Results for this study are based on telephone interviews conducted by ICR/International Communications Research, an independent research company, among a nationally representative sample of 2,003 Latino respondents age 18 and older, from Oct. 3-Nov. 9, 2007. Of those respondents, 687 were native born (including Puerto Rico) and 1,312 were foreign born (excluding Puerto Rico). For results based on the total sample, one can say with 95% confidence that the error attributable to sampling is plus or minus 2.7 percentage points for total respondents. For native-born respondents it is plus or minus 4.5 percentage points, and for foreign-born respondents it is plus or minus 3.3 percentage points.

For this survey, ICR maintained a staff of Spanish-speaking interviewers who, when contacting a household, were able to offer respondents the option of completing the survey in Spanish or in English. A total of 655 respondents were surveyed in English and 1,315 respondents were interviewed in Spanish (and another 33 equally in both languages). Any adult male or female of Latino origin or descent was eligible to complete the survey.

Because a growing number of Hispanic households in the U.S. are reachable only by cell phone, the study included interviews from both landline (n=1,101) and cell phone (n=902) sample frames. According to government statistics from the National Health Interview Survey (NHIS) during the last six months of 2006, 15.3% of Hispanic adults lived in households reachable only by cell phone, a number that was nearly four percentage points higher than it had been in the previous six months. Adults who are cell-only are very different demographically from those reachable on a landline. In particular, they tend to be younger, less likely to be married or have children, or to own a home.

Both sample frames were stratified via a disproportionate stratified design. All telephone exchanges in the contiguous 48 states were divided into groups, or strata, based on their concentration of Latino households. For the landline frame, the sample was also run against InfoUSA and other listed databases, and then scrubbed against known Latino surnames. Any “hits” were subdivided into a ‘surname’ stratum, with all other sample being put into other ‘RDD’ strata. Overall, then the study employed 8 strata:

It is important to note that the existence of a surname stratum does not mean this was a surname sample design. The sample is random digit dial (RDD), with the randomly-selected telephone numbers divided by whether they were found to be associated with or without a Latino surname. This was done simply to increase the number of strata and thereby increase the ability to meet ethnic targets and ease administration by allowing for more effective assignment of interviewers and labor hours.

A four-stage weighting design was used to ensure an accurate representation of the national Hispanic population.

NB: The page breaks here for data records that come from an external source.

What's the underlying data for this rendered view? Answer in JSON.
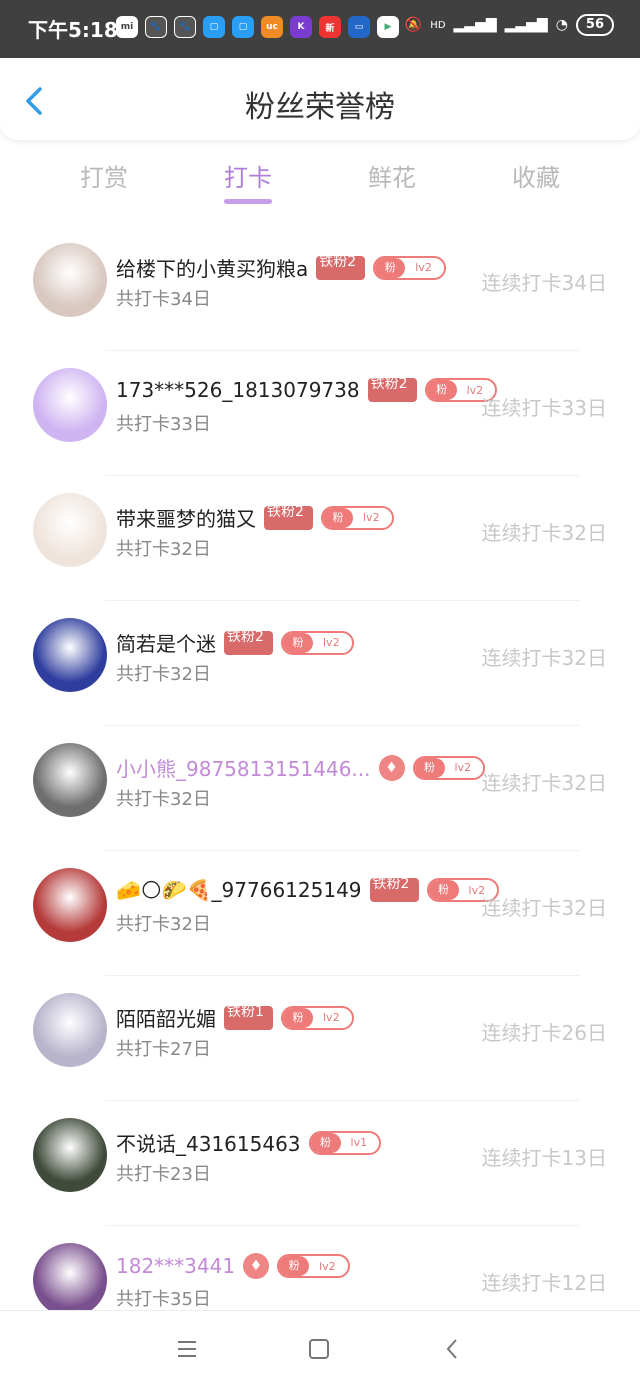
{
  "status_bar": {
    "time": "下午5:18",
    "battery": "56",
    "hd": "HD"
  },
  "header": {
    "title": "粉丝荣誉榜"
  },
  "tabs": [
    {
      "label": "打赏"
    },
    {
      "label": "打卡"
    },
    {
      "label": "鲜花"
    },
    {
      "label": "收藏"
    }
  ],
  "active_tab": "打卡",
  "badge_fan_label": "粉",
  "users": [
    {
      "name": "给楼下的小黄买狗粮a",
      "iron": "铁粉2",
      "level": "lv2",
      "total": "共打卡34日",
      "streak": "连续打卡34日",
      "avatar_color": "#d8c8c0"
    },
    {
      "name": "173***526_1813079738",
      "iron": "铁粉2",
      "level": "lv2",
      "total": "共打卡33日",
      "streak": "连续打卡33日",
      "avatar_color": "#cfb4f2"
    },
    {
      "name": "带来噩梦的猫又",
      "iron": "铁粉2",
      "level": "lv2",
      "total": "共打卡32日",
      "streak": "连续打卡32日",
      "avatar_color": "#efe4dc"
    },
    {
      "name": "简若是个迷",
      "iron": "铁粉2",
      "level": "lv2",
      "total": "共打卡32日",
      "streak": "连续打卡32日",
      "avatar_color": "#2f3e9e"
    },
    {
      "name": "小小熊_9875813151446...",
      "iron": "",
      "level": "lv2",
      "total": "共打卡32日",
      "streak": "连续打卡32日",
      "avatar_color": "#6e6e6e",
      "vip": true
    },
    {
      "name": "🧀🌕🌮🍕_97766125149",
      "iron": "铁粉2",
      "level": "lv2",
      "total": "共打卡32日",
      "streak": "连续打卡32日",
      "avatar_color": "#b53a3a"
    },
    {
      "name": "陌陌韶光媚",
      "iron": "铁粉1",
      "level": "lv2",
      "total": "共打卡27日",
      "streak": "连续打卡26日",
      "avatar_color": "#b8b4cc"
    },
    {
      "name": "不说话_431615463",
      "iron": "",
      "level": "lv1",
      "total": "共打卡23日",
      "streak": "连续打卡13日",
      "avatar_color": "#3f4a3a"
    },
    {
      "name": "182***3441",
      "iron": "",
      "level": "lv2",
      "total": "共打卡35日",
      "streak": "连续打卡12日",
      "avatar_color": "#7a4f8e",
      "vip": true
    }
  ]
}
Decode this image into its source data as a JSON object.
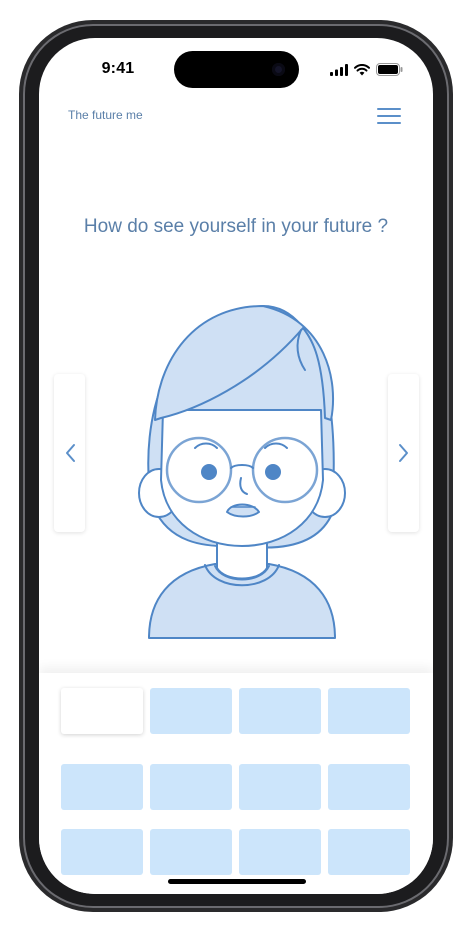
{
  "status_bar": {
    "time": "9:41",
    "icons": [
      "signal-icon",
      "wifi-icon",
      "battery-icon"
    ]
  },
  "header": {
    "app_title": "The future me",
    "menu_icon": "hamburger-menu-icon"
  },
  "main": {
    "question": "How do see yourself in your future ?",
    "avatar": "girl-with-glasses-avatar",
    "prev_icon": "chevron-left-icon",
    "next_icon": "chevron-right-icon"
  },
  "tiles": {
    "rows": 3,
    "columns": 4,
    "selected_index": 0
  },
  "colors": {
    "accent": "#5b8fc9",
    "title_text": "#5a7fa8",
    "tile_fill": "#cce5fb",
    "avatar_fill": "#cfe0f4",
    "avatar_stroke": "#4f86c6"
  }
}
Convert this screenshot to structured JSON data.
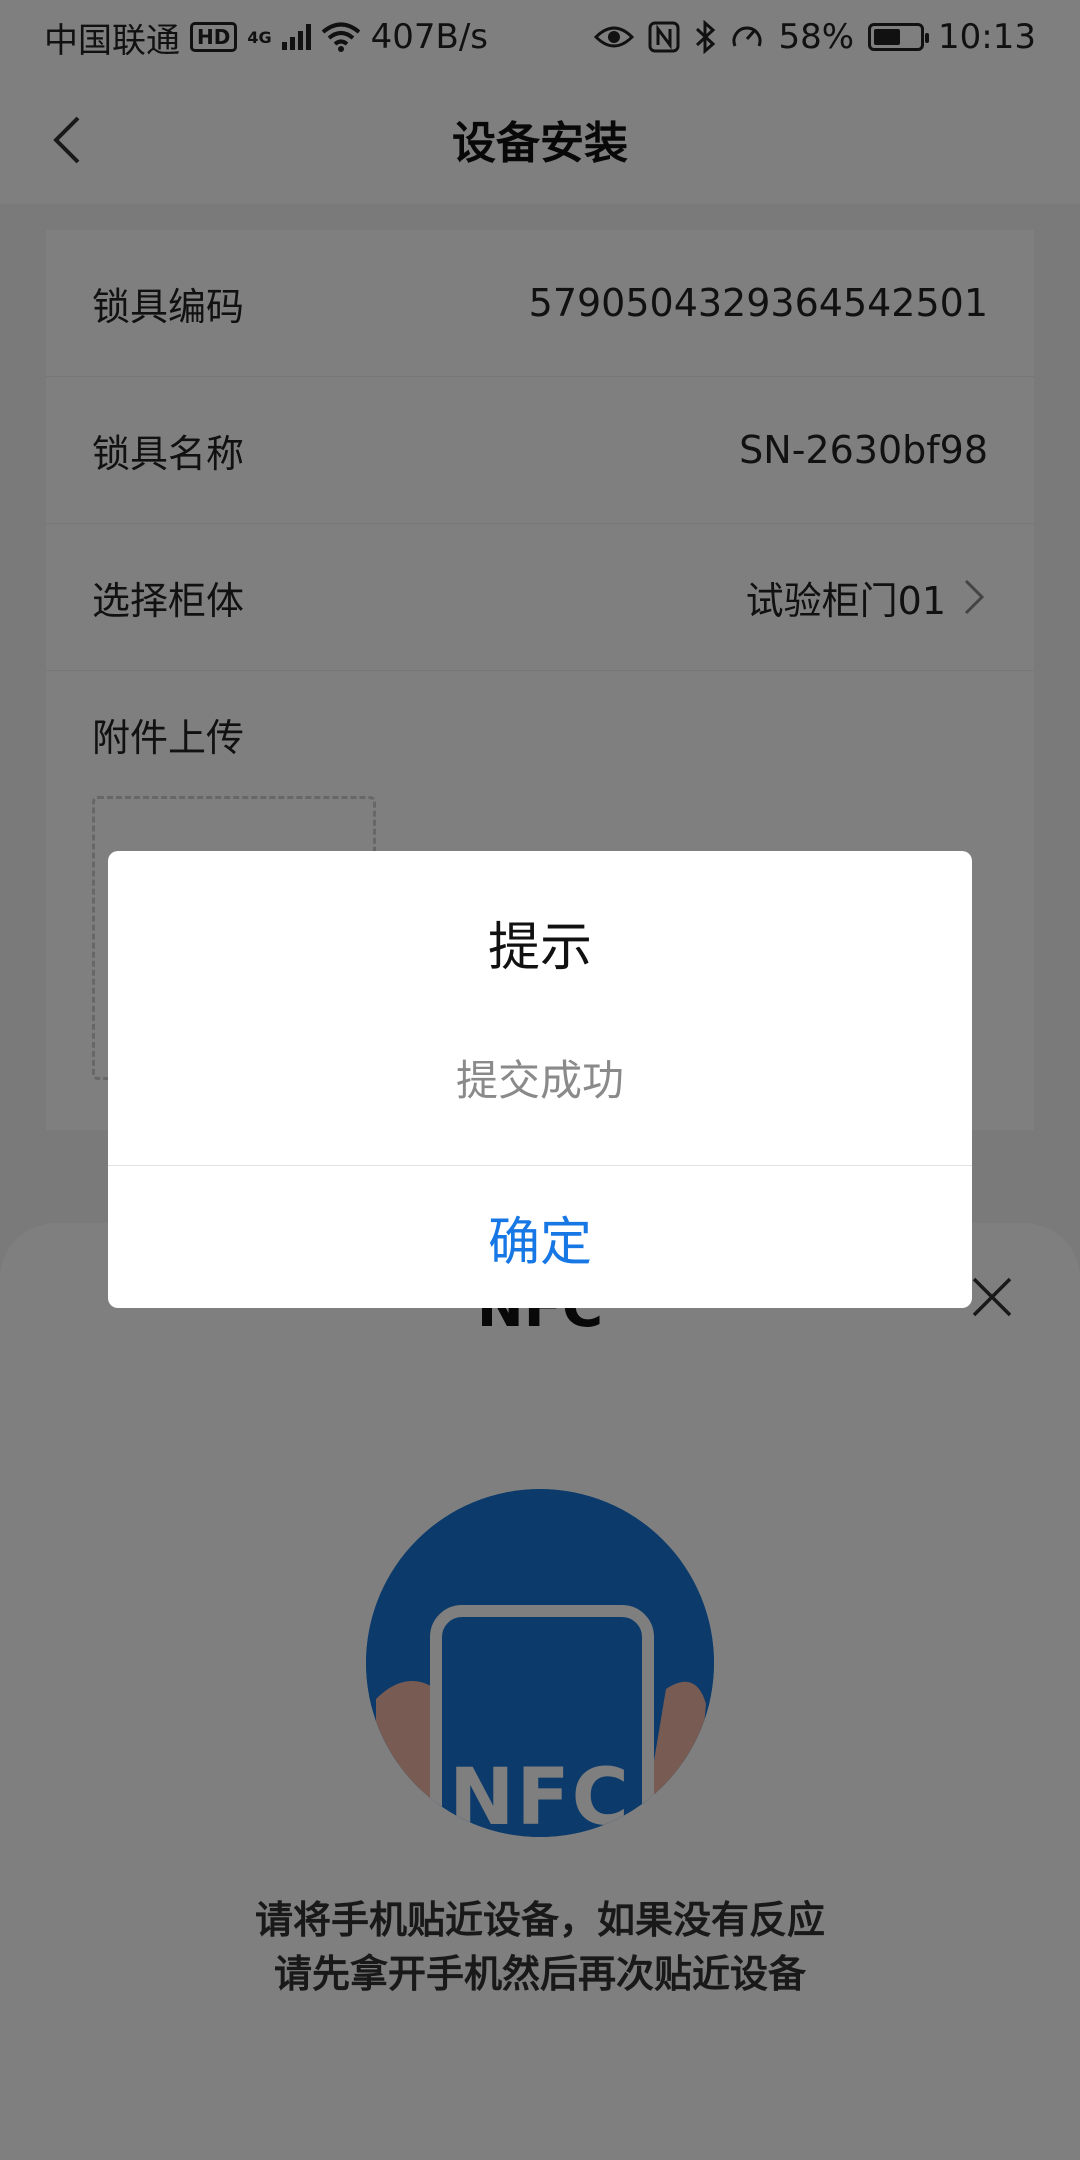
{
  "status_bar": {
    "carrier": "中国联通",
    "hd_badge": "HD",
    "network": "4G",
    "speed": "407B/s",
    "battery": "58%",
    "battery_level": 0.58,
    "time": "10:13",
    "icons": [
      "eye-icon",
      "nfc-icon",
      "bluetooth-icon",
      "speedometer-icon"
    ]
  },
  "header": {
    "title": "设备安装",
    "back_icon": "chevron-left-icon"
  },
  "form": {
    "rows": [
      {
        "label": "锁具编码",
        "value": "579050432936454250​1"
      },
      {
        "label": "锁具名称",
        "value": "SN-2630bf98"
      },
      {
        "label": "选择柜体",
        "value": "试验柜门01",
        "icon": "chevron-right-icon"
      }
    ],
    "upload_label": "附件上传"
  },
  "nfc_sheet": {
    "title": "NFC",
    "image_text": "NFC",
    "hint_line1": "请将手机贴近设备，如果没有反应",
    "hint_line2": "请先拿开手机然后再次贴近设备",
    "close_icon": "close-icon"
  },
  "dialog": {
    "title": "提示",
    "message": "提交成功",
    "confirm_label": "确定"
  },
  "colors": {
    "accent": "#1677e5",
    "nfc_blue": "#1976d2",
    "mask": "rgba(0,0,0,0.5)"
  }
}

First, an adjustment was made for all persons found to possess both a landline and a cell phone, as they were twice as likely to be sampled as were respondents who possessed only one phone type. The sample was then corrected for the disproportionality of the stratification scheme described earlier. Third, the sample was corrected to reflect the percentage that is cell-only (17%), landline-only (34%), or reachable by either a landline or a cell phone (49%). A Pew Research Center extrapolation of NHIS data was used to estimate the current percentages. (On December 10, just prior to the release of this report, the government issued an updated estimate on telephone status from the NHIS. It estimates that between January and June 2007, 18% of Hispanic adults were reachable only by cell phone.)

Finally, the data were put through a post-stratification sample balancing routine. The post-stratification weighting utilized national 2007 estimates from the Census’ Current Population Survey, March Supplement, on gender, education, age, region, foreign/native born status, year of entry into the U.S., and Hispanic heritage.